Meet Ashley Coleman, civil engineer Meet Ashley Coleman, civil engineer

Meet Ashley Coleman, civil engineer

She helps keep costs down and the lights on for our customers, and takes great pride in that


We’re celebrating Women’s History Month this March by introducing you to 10 women who help power your life at Duke Energy and Piedmont Natural Gas. They advance our company with their vision, talent, hard work and creativity. These trailblazing women – including a nuclear engineer, astrophysicist and lineman – reveal inspiring stories of persistence, pluck and achievement in largely male-dominated fields. A diverse workplace isn’t just a nice idea, it’s a competitive necessity. Today, meet Ashley Coleman, a civil engineer based in Charlotte, NC.

What do you do?

I manage many different projects to make sure the power plant is running optimally. Anything and everything from fuels testing to project management. On any given day, I might be managing a project to replace steam valves or conducting a boiler inspection for our power plants.
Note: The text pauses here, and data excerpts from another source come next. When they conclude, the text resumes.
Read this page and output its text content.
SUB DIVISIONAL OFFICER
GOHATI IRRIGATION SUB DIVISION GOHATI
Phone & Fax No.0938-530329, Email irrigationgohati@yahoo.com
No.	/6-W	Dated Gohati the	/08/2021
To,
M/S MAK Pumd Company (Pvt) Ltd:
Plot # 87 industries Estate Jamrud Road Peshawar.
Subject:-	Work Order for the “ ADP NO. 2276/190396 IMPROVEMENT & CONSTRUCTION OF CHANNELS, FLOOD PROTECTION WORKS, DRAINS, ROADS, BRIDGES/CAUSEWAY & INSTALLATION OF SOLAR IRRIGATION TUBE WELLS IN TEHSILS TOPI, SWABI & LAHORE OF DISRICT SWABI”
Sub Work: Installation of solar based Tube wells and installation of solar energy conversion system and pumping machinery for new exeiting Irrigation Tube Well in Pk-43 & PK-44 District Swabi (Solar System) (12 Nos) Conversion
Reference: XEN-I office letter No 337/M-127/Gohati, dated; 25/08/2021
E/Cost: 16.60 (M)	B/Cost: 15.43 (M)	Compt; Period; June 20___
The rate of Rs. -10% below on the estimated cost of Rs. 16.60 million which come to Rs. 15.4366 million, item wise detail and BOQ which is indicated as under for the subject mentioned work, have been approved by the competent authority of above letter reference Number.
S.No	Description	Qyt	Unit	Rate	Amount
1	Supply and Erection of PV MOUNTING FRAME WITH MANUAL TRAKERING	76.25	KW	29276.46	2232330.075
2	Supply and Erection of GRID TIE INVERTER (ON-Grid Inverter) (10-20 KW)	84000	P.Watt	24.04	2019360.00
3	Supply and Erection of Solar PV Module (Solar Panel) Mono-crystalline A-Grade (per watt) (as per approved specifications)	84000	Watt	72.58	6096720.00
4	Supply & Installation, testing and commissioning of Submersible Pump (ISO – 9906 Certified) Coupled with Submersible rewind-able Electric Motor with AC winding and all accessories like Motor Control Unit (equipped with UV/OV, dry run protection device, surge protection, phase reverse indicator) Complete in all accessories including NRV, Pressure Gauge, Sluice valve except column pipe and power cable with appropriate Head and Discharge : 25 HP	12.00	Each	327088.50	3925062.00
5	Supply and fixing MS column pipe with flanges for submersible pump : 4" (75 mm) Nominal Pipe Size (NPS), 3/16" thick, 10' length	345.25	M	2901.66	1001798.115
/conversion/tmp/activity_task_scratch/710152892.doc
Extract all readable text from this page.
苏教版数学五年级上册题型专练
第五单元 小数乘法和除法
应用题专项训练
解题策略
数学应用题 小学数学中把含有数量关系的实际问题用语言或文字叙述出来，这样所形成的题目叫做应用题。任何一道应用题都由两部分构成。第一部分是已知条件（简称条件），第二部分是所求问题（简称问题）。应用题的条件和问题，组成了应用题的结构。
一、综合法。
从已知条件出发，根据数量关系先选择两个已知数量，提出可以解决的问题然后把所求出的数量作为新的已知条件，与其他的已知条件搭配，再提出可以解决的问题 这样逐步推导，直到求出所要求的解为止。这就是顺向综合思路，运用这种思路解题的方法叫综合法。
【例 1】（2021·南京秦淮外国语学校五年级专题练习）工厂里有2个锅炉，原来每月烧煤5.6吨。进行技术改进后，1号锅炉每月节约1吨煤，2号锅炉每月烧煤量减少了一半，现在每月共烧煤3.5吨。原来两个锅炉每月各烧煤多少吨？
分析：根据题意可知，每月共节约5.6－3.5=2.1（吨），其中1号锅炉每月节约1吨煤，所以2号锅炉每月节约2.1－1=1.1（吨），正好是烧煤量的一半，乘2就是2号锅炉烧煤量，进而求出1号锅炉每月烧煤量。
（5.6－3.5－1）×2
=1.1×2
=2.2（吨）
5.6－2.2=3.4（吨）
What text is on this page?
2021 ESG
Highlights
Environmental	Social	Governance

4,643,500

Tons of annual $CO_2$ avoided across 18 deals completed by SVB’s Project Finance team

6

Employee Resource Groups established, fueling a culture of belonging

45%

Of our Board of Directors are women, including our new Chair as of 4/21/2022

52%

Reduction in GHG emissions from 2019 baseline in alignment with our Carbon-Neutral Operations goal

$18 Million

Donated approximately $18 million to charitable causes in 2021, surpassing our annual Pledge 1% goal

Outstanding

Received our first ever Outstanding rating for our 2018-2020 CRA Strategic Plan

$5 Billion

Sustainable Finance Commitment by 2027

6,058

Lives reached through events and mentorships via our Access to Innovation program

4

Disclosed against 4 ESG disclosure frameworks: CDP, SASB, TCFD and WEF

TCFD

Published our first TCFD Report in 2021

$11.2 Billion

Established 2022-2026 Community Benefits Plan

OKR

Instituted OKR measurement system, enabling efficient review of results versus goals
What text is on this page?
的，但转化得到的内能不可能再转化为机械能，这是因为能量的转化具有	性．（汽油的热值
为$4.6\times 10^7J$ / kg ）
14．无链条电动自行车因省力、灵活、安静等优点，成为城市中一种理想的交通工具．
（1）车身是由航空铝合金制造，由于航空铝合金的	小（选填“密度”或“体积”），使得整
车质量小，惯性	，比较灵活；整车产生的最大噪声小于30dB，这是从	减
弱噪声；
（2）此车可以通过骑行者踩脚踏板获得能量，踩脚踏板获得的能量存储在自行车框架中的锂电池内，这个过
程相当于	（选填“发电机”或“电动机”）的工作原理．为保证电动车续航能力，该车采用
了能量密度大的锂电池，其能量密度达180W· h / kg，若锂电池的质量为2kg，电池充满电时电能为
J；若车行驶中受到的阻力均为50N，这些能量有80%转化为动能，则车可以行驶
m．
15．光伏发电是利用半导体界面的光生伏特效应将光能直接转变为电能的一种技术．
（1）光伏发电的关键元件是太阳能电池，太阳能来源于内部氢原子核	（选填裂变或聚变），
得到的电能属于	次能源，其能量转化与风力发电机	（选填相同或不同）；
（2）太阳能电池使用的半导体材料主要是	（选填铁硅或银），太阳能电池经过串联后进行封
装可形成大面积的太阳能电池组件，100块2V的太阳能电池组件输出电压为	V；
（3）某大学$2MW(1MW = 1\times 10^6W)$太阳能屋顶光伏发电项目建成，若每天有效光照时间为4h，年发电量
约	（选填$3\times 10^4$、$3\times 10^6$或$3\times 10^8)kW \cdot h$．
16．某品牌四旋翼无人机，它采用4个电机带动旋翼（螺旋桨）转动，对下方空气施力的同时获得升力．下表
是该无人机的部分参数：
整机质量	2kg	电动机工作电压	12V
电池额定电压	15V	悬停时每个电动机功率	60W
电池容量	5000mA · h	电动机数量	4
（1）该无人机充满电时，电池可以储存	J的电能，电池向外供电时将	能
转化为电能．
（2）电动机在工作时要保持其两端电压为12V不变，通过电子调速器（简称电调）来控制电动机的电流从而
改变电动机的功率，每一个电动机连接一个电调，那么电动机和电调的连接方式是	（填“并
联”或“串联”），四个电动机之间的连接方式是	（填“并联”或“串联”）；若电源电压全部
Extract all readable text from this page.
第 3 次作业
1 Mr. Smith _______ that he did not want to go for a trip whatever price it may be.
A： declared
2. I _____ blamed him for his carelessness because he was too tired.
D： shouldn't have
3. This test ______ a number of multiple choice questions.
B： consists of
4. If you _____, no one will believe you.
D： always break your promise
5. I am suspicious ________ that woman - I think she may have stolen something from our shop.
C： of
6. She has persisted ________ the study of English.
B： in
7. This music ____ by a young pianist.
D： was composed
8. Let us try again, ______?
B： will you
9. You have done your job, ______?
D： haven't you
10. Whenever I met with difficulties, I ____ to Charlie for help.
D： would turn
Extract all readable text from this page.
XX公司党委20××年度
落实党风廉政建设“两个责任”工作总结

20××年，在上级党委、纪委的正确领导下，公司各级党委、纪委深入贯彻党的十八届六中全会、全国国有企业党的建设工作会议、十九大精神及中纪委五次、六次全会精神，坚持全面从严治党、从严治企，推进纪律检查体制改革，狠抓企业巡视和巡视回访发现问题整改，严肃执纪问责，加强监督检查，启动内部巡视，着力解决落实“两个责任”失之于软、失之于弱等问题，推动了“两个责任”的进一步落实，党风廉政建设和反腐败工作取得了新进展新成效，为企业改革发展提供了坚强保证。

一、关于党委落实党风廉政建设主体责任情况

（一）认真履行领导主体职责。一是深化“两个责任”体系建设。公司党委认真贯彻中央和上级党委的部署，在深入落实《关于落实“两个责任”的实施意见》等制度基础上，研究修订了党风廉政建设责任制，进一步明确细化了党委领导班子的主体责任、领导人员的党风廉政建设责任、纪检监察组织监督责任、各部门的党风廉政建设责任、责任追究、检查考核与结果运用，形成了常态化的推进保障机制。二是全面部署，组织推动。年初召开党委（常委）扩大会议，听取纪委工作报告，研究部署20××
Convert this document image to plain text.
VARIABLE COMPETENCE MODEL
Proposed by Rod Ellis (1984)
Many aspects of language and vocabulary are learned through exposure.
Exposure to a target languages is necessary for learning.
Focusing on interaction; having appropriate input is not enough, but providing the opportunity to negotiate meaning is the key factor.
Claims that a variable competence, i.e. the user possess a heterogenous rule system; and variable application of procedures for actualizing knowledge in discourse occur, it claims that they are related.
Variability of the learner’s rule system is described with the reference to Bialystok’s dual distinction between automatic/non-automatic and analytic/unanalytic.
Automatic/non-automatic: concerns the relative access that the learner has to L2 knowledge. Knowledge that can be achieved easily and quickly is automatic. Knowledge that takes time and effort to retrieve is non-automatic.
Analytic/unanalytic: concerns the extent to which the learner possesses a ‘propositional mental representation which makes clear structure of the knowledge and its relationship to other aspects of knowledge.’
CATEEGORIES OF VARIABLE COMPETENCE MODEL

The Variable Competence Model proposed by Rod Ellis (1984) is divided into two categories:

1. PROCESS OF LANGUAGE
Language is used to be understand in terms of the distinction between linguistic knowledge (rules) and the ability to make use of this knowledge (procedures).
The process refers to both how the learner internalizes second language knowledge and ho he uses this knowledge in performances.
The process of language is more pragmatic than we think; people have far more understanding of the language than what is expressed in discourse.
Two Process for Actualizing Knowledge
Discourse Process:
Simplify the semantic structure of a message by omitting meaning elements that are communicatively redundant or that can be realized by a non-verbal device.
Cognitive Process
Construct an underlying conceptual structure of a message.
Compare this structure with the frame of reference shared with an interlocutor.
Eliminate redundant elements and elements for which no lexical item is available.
Why is what you do important?

I make sure our plants operate as efficiently as possible. I help keep costs down and the lights on for Duke Energy customers, and I take great pride in that.

Ashley Coleman
Ashley Coleman, Civil Engineer, Charlotte, NC

How did you end up in this career?

I graduated with a master’s in civil engineering with a focus on energy efficiency. My college had a job fair and Duke Energy was there. They told me about a three-year plant engineering rotational program at the Roxboro Steam Station. It sounded like an exciting opportunity to me, and it was. I was on an operations crew for a year, then maintenance for a year, then fuel flexibility in strategic engineering.

What inspired you to become an engineer?

Growing up, I didn’t know what engineering was. I’m the first in my family to study something technical. In eighth grade, I shadowed a family friend at his engineering job. He explained what engineering was and how my talents could be useful. It really sparked an interest in me. For me, it took a personal interaction with someone to kindle my imagination about engineering. Now I volunteer to speak to students about math and science and engineering, especially at minority and low-income schools. You can’t dream about something you don’t know about.

What is it like to be in a nontraditional field for women?

To me it’s completely thrilling to do something out of the norm. Sometimes when I tell people what I do for a living, I get the big eyes. They’re surprised that I would take an interest in being hands-on in a traditionally male-dominated field.

“Growing up, I didn’t know what engineering was.”